Отмытого пацана Семен завернул в две чистые портянки, сверху покрыл буркой. Колька повеселел, уже осмысленней поблескивал глазенками. Семен притащил два котелка — с борщом и кашей, положил ломоть хлеба.
— А ну-ка навались! Ешь, ешь. Брюхо лопнет — рубаха останется.
И покуда мальчишка жадничал, давился, Семен молча сидел и наблюдал. Иногда он набирал полную грудь воздуха и, прошептав: «Г-гады!», устремлял темный взгляд в раскрытое окно.
Несколько раз заявлялись любопытные, лезли на завалинку, заглядывали: как там новенький?

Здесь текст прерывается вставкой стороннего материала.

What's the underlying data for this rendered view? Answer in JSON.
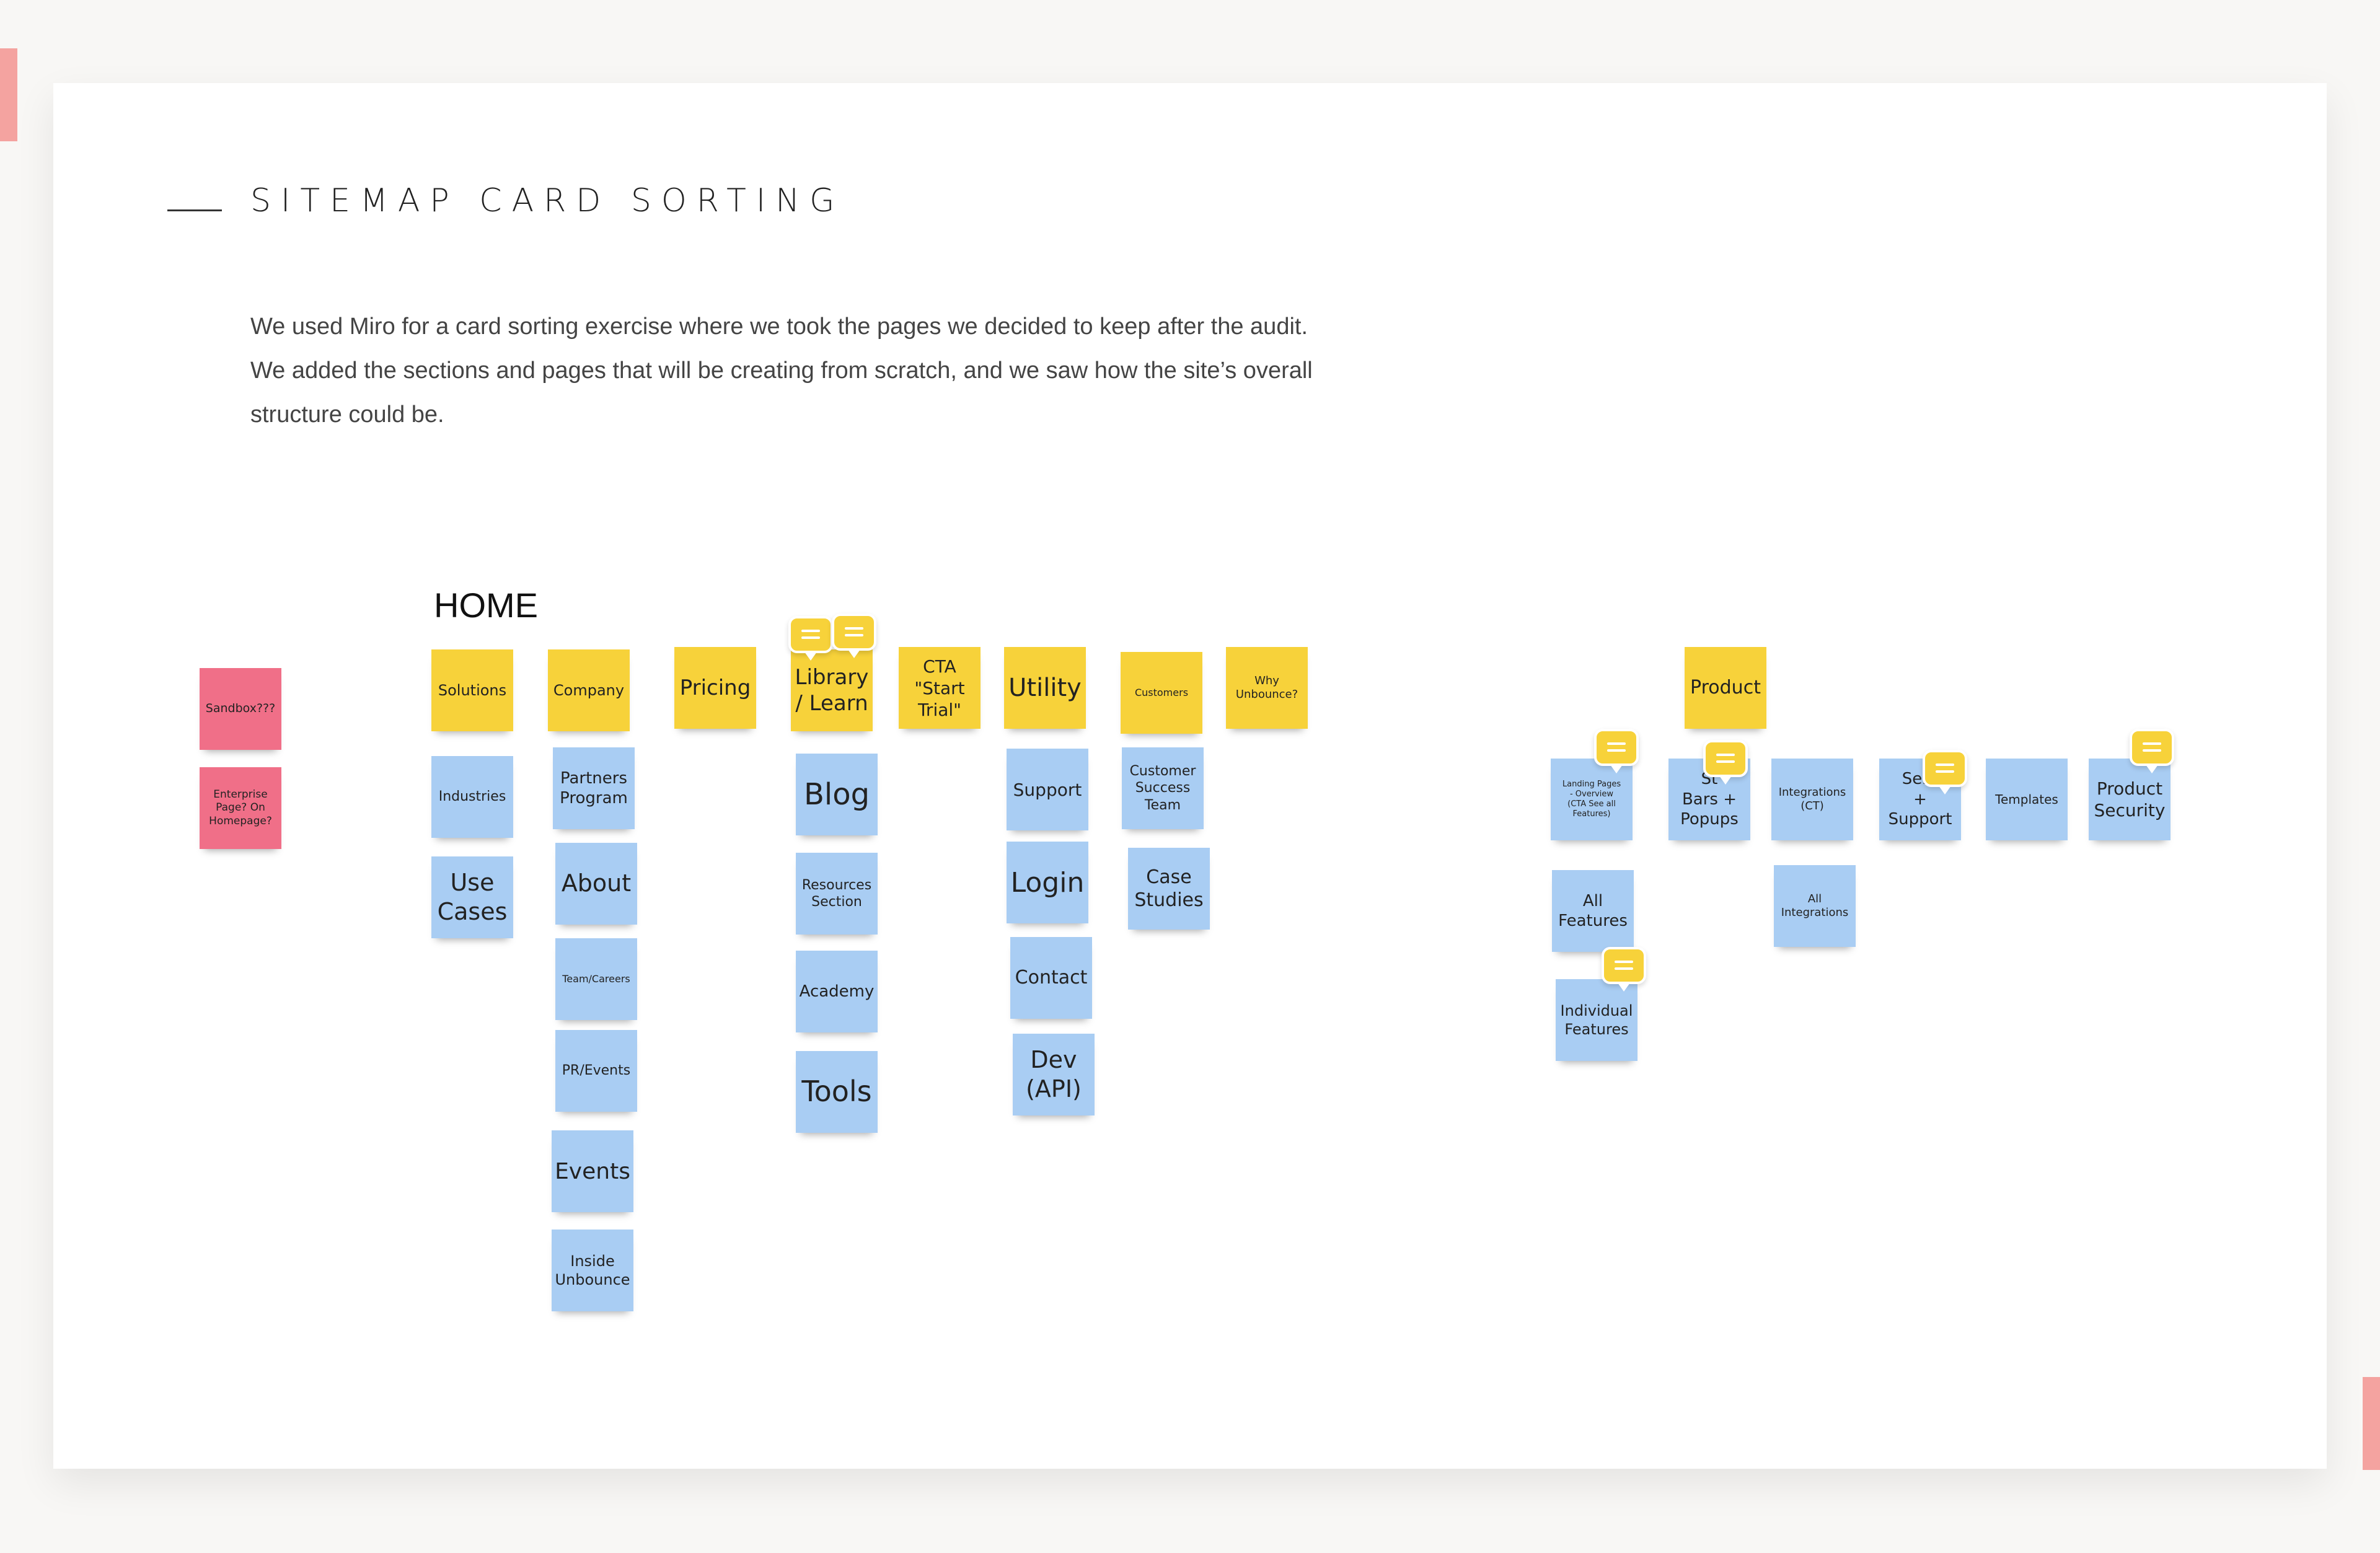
{
  "section": {
    "title": "SITEMAP CARD SORTING",
    "intro_lines": [
      "We used Miro for a card sorting exercise where we took the pages we decided to keep after the audit.",
      "We added the sections and pages that will be creating from scratch, and we saw how the site’s overall",
      "structure could be."
    ]
  },
  "board": {
    "home_label": "HOME",
    "colors": {
      "yellow": "#f7d23a",
      "blue": "#a9cdf3",
      "pink": "#f06f88",
      "accent": "#f4a3a0"
    },
    "side_notes": [
      "Sandbox???",
      "Enterprise\nPage? On\nHomepage?"
    ],
    "home_columns": [
      {
        "header": "Solutions",
        "children": [
          "Industries",
          "Use\nCases"
        ]
      },
      {
        "header": "Company",
        "children": [
          "Partners\nProgram",
          "About",
          "Team/Careers",
          "PR/Events",
          "Events",
          "Inside\nUnbounce"
        ]
      },
      {
        "header": "Pricing",
        "children": []
      },
      {
        "header": "Library\n/ Learn",
        "children": [
          "Blog",
          "Resources\nSection",
          "Academy",
          "Tools"
        ]
      },
      {
        "header": "CTA\n\"Start\nTrial\"",
        "children": []
      },
      {
        "header": "Utility",
        "children": [
          "Support",
          "Login",
          "Contact",
          "Dev\n(API)"
        ]
      },
      {
        "header": "Customers",
        "children": [
          "Customer\nSuccess\nTeam",
          "Case\nStudies"
        ]
      },
      {
        "header": "Why\nUnbounce?",
        "children": []
      }
    ],
    "product": {
      "header": "Product",
      "items": [
        "Landing Pages\n- Overview\n(CTA See all\nFeatures)",
        "St\nBars +\nPopups",
        "Integrations\n(CT)",
        "Serv\n+\nSupport",
        "Templates",
        "Product\nSecurity",
        "All\nFeatures",
        "All\nIntegrations",
        "Individual\nFeatures"
      ]
    }
  }
}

Семен гнал их, пихая в голову.
— Ну чего, чего не видели?
Потом Колька долго, с наслаждением пил чай с сахаром. Сахару была самая малость, кусочек, он макал его в кружку и откусывал крохами; откусит, пососет и зажмурится от удовольствия. После четвертой кружки отвалился и сказал Семену:
— Фу-у… Ажник брюхо вспотело.
Зацепа как-то неумело захохотал, показав все зубы, и вдруг нахлобучил ему на стриженую голову свою фуражку. Фуражка, конечно, проваливалась на глаза, держась на одних ушах. Выпрастываясь из-под козырька, Колька задрал голову и, как колокольчик, закатился тоненьким смехом. Все лицо его стало в мелких веселых морщинках — так смеются старички. Но зубы были крепкие, белые.
Семен привязался к приемышу и не отдал его в пулеметную команду. Колька остался с ним в эскадроне. В несколько дней маленькому кавалеристу сшили по ноге сапожки, подогнали форму. Зацепа раздобыл ему белую кубанку, хотя знал, что Котовский не выносит этого ненавистного казачьего убора… В первый раз обрядив мальчишку, Семен отступил и залюбовался.
— Ну вот. А то карла…
Оглядывая свое военное убранство, Колька поковырял пальцем заштопанную дырку над левым карманом. Зацепа строго ударил его по руке, чтобы не баловался. Дырку он считал хорошей приметой на живом человеке, зная как бывалый солдат, что пуля в одно место два раза не попадает.